Editorial Oktober 2012
Das Wichtigste in Kürze:
Keine Unterscheidung mehr in „abhängige“ und „unabhängige“ Beratung
Die MiFID-2 Bestimmungen sollen auf ALLE Wertpapierfirmen gleichermaßen angewendet werden.
Einbeziehen der Versicherungsunternehmen und ihrer Angestellten
Der Außendienst der Versicherungen soll ebenfalls die MiFID-2 Bestimmungen einhalten.
Verpflichtende Frauenquote im Management
Wertpapierfirmen müssen innerhalb von 2 Jahren zumindest 1/3 weibliche Mitglieder im Management haben.
Anpassung der Vergütungssysteme
Orientierung nicht vorrangig nach Verkaufserfolg oder Profitabilität, sondern entsprechend Eignung von Leistung und Produkten für Kunden.
Produktpolitik mit Zielgruppen und passenden Produkten
WPF sollen vor dem Verkauf von Produkten Kundenkategorien definieren. Kriterien sind z.B. Einkommen, Risikoneigung, Alter. Diesen Kundensegmenten werden bestimmte Produktgruppen zugeordnet. Ihnen sollen keine anderen als diese geeigneten Finanzprodukte verkauft werden. Zur laufenden Dokumentation sollen vermehrt Telefonate und Mailverkehr aufgezeichnet werden.
Mitgliedstaaten können plötzlich entscheiden, ob sie Provisionen verbieten
WPF müssen standardisiert alle Provisionen und Inducements gegenüber Kunden offenlegen. Für ihre Leistungen können sie entweder Provisionen und Inducements erhalten oder ein Honorar. Im Fall des Honorars müssen alle Provisionen an den Kunden weitergegeben werden. Es steht Mitgliedstaaten frei, Provisionen für ALLE zu verbieten.
Schärfere Ausbildungsverpflichtung und Bereitstellung von Arbeitsmitteln
Es muss nachweisbar sichergestellt sein, dass alle angebundenen Vermittler das erforderliche Fach- und Produktwissen haben. Telefon- und Mailaufzeichnungen sind nur dann zulässig, wenn die Berater Betriebsmittel der WPF einsetzen (z.B. Laptop, Handy). WPF können in gewissem Rahmen selbst (ohne Behörde) entscheiden, ob ein Vermittler geeignet ist.
Kurzanalyse:
- Der neue Text geht auf eine Initiative der Sozialdemokratischen Fraktion im EU Parlament zurück. Er wurde völlig überraschend heute eingebracht. Es gibt zum aktuellen Zeitpunkt davon noch nicht einmal keine offizielle Fassung.
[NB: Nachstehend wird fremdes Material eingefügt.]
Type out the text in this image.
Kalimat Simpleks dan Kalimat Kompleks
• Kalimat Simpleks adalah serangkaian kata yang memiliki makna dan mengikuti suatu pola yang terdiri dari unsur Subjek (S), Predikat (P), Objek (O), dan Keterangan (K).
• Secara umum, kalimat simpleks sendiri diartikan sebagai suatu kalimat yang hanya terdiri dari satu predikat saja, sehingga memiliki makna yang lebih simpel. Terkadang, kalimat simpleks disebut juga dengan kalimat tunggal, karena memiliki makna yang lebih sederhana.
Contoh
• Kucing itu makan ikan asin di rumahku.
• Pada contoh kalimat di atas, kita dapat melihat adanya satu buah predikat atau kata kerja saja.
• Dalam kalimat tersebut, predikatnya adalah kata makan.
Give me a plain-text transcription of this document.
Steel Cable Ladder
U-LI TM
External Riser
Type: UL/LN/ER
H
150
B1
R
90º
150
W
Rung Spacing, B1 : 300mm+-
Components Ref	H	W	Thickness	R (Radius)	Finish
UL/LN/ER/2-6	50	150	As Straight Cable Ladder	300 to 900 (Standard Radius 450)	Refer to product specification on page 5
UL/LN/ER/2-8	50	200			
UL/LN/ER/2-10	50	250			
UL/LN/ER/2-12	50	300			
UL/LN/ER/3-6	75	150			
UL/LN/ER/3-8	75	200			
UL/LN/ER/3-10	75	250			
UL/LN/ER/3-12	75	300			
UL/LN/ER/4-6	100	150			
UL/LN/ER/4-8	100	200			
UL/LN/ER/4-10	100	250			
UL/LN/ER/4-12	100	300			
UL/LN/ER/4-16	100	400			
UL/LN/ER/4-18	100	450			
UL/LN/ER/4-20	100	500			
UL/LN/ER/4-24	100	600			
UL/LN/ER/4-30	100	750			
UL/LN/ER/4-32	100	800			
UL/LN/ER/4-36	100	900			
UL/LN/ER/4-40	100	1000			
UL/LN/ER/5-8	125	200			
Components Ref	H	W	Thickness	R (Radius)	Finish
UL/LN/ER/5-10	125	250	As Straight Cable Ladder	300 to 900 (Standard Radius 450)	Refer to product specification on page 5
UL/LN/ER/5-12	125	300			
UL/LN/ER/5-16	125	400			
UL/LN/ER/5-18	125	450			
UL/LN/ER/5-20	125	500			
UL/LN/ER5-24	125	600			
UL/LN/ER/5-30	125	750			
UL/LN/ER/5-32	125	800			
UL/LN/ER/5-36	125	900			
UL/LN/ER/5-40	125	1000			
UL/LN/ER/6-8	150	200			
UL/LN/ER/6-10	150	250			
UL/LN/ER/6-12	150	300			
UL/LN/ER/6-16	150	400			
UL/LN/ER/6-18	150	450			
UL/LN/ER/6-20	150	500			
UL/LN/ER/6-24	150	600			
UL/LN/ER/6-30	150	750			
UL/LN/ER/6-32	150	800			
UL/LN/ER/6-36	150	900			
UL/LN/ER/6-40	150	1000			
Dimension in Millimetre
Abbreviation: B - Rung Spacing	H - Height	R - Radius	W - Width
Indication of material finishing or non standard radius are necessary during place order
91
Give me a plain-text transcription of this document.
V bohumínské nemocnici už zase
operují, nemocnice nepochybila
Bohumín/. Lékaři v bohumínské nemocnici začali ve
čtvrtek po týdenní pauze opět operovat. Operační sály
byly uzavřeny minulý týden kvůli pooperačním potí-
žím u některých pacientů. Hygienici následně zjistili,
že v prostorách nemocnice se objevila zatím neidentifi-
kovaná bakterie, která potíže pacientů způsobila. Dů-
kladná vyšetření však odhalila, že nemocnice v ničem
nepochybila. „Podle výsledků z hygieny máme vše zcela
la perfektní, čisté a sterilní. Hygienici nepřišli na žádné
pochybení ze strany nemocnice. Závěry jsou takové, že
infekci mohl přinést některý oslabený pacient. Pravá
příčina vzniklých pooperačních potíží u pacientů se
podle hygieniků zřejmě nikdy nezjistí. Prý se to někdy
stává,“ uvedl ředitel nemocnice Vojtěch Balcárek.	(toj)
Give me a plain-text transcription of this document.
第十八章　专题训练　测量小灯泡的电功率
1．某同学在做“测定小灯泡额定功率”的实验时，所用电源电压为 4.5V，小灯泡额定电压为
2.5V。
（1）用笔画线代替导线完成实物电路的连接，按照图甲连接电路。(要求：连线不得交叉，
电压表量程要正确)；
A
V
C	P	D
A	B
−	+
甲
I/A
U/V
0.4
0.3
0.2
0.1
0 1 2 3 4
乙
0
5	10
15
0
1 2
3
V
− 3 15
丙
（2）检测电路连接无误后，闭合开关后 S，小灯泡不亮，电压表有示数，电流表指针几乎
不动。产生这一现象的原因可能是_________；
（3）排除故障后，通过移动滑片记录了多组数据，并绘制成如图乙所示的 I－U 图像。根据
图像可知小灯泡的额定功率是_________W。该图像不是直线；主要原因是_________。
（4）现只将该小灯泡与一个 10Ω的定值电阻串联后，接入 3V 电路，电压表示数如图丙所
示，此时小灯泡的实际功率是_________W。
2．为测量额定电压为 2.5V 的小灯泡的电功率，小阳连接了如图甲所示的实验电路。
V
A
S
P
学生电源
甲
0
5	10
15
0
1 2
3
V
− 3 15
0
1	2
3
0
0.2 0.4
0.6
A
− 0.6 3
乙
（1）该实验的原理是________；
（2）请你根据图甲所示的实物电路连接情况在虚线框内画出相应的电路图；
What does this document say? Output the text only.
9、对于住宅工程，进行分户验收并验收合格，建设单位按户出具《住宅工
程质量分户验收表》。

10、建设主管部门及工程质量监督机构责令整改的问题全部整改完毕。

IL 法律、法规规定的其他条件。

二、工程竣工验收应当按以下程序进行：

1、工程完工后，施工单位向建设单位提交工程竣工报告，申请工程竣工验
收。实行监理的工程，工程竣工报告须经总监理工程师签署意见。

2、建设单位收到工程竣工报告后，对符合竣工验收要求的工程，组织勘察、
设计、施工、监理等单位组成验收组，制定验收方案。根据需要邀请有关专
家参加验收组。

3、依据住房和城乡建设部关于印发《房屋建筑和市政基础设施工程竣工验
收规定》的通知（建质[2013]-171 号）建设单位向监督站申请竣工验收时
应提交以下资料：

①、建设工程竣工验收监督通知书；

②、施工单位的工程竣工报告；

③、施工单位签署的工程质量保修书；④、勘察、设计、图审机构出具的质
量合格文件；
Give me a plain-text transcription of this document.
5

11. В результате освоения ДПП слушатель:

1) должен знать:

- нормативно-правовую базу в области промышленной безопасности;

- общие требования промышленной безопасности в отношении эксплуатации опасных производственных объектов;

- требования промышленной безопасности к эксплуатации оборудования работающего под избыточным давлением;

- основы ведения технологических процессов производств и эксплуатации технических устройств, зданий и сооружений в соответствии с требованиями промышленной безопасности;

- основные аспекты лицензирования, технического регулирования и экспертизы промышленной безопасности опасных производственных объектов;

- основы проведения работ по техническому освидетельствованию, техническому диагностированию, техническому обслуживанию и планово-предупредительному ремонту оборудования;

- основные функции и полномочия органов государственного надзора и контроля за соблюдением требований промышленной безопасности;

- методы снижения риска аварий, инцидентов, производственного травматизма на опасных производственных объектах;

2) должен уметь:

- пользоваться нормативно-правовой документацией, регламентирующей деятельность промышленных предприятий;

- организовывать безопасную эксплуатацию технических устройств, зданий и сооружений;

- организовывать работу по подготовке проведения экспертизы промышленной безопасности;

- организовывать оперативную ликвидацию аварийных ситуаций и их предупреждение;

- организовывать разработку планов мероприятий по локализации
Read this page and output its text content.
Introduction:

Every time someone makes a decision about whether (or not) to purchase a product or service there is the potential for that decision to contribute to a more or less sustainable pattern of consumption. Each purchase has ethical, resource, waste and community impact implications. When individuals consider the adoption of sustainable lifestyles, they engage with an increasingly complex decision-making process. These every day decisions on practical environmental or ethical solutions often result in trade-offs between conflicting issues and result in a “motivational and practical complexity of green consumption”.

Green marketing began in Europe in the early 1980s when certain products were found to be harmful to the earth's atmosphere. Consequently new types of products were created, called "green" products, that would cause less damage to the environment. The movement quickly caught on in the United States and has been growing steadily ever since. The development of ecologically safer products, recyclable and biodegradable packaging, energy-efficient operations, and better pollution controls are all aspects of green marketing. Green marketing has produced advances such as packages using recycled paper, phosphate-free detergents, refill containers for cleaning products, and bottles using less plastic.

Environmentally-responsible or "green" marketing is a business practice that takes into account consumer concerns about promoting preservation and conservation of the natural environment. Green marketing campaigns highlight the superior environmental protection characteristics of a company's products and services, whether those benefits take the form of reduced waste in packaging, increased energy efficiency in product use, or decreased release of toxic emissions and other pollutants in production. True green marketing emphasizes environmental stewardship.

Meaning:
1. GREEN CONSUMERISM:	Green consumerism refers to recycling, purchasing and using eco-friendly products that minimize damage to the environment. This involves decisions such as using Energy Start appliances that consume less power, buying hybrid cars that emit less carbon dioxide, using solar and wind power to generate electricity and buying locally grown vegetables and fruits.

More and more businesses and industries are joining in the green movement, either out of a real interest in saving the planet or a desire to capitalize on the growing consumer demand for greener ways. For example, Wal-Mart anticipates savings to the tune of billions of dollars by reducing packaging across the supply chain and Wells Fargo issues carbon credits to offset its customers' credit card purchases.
- Die vorgeschlagene Definition von Zielgruppen für bestimmte Produktkategorien würde mehr internen Arbeitsaufwand sowie eine verstärkte Ausbildung der Vermittler erfordern. Neu ist sie aber nicht, eher eine detaillierte Formulierung dessen, was die MiFID-1 bereits festschrieb: Kunden sind zu analysieren und sollen nur geeignete Produkte kaufen.
- Die plötzliche „Freiheit“ bei der Vergütung (Provision oder Honorar) wird durch die Art der Formulierung stark relativiert. Mitgliedstaaten können nun im Alleingang entscheiden, ob sie Provisionen verbieten. Hier wäre eine klare europaweit einheitliche Regelung besser. Die EU spielt den Ball an die nationalen Parlamente zurück und riskiert damit, dass – erneut – 27 unterschiedliche Umsetzungen ein und derselben Richtlinie kommen.
- Die verstärkten Aufzeichnungspflichten und die Anschaffung von Arbeitsmitteln für Berater erhöhen neuerlich die Kosten für IT und Compliance.
Nächste Schritte:
Johannes Muschik und die Kollegen von FECIF haben im Oktober zahlreiche weitere Termine u.a. mit Vertretern der Banken, Versicherungen, Kleinanlegern sowie den EU Aufsichtsbehörden in Paris, Frankfurt und London. Ergebnisse werden laufend im NL an die Mitglieder gesendet.
Das EU Parlament stimmt voraussichtlich am 23. Oktober über MiFID-2 ab. Danach tritt es mit dem EU Ministerrat zusammen, um den endgültigen Text auszufeilen.